CSE 599C Hot Topics in Data Management Systems
Announcements
- 03/03/06: Just a reminder that your short reports are due at the end of next week. Please see the evaluation section below.
- 01/13/06: We will discuss two papers on Tuesday, January 17th. They are both quite long, but only some of the sections are required reading
(see outline for details).
- 01/09/06: Added reading questions for lecture on active databases. Reading questions will always be posted at least 24 hours before class.
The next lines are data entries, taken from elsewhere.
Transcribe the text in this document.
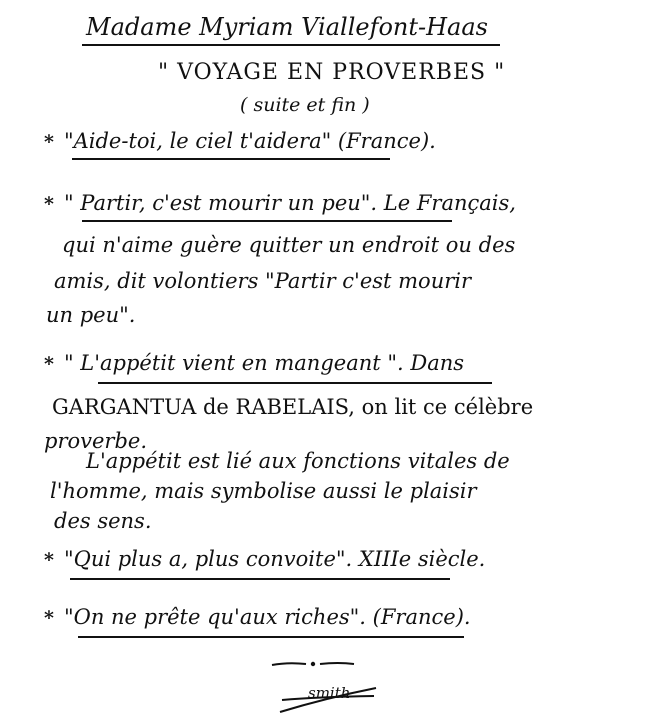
Madame Myriam Viallefont-Haas
" VOYAGE EN PROVERBES "
( suite et fin )
* "Aide-toi, le ciel t'aidera" (France).
* " Partir, c'est mourir un peu". Le Français,
qui n'aime guère quitter un endroit ou des
amis, dit volontiers "Partir c'est mourir
un peu".
* " L'appétit vient en mangeant ". Dans
GARGANTUA de RABELAIS, on lit ce célèbre
proverbe.
L'appétit est lié aux fonctions vitales de
l'homme, mais symbolise aussi le plaisir
des sens.
* "Qui plus a, plus convoite". XIIIe siècle.
* "On ne prête qu'aux riches". (France).
smith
- 01/03/06: Please visit this page regularly for announcements and updates.
Administration
Instructor: Magdalena Balazinska
Meeting times: Tuesdays and Thursdays 12pm-1:20pm, so feel free to bring your lunch to class.
Location: CSE 503.
Overview
Advances in the area of sensor networks have created the need for systems capable of processing continuous streams of information. The dramatic rise in the number of applications based on the Internet and the World Wide Web has increased the need for efficient and scalable mechanisms to manage distributed data repositories. In today's systems, data repositories are also frequently owned by different autonomous parties and contain data in many different formats: structured, semi-structured, text, maps, images, video, etc. In this seminar, we will examine how modern data management systems cope with these new challenges, and explore open questions.
Format
One or two papers will be assigned for each class. Please read the papers and come prepared to discuss them. For each paper, a few reading questions will be provided to help you prepare.
Evaluation
The seminar will be graded as credit or no credit. To get credit, you must read the papers, come to class, and participate in the discussions. Additionally, you should also pick one of the following:
- If you are taking the class to get some breadth, select three papers discussed in the seminar and hand-in written answers to the reading questions. Please do not write more than a total of three pages.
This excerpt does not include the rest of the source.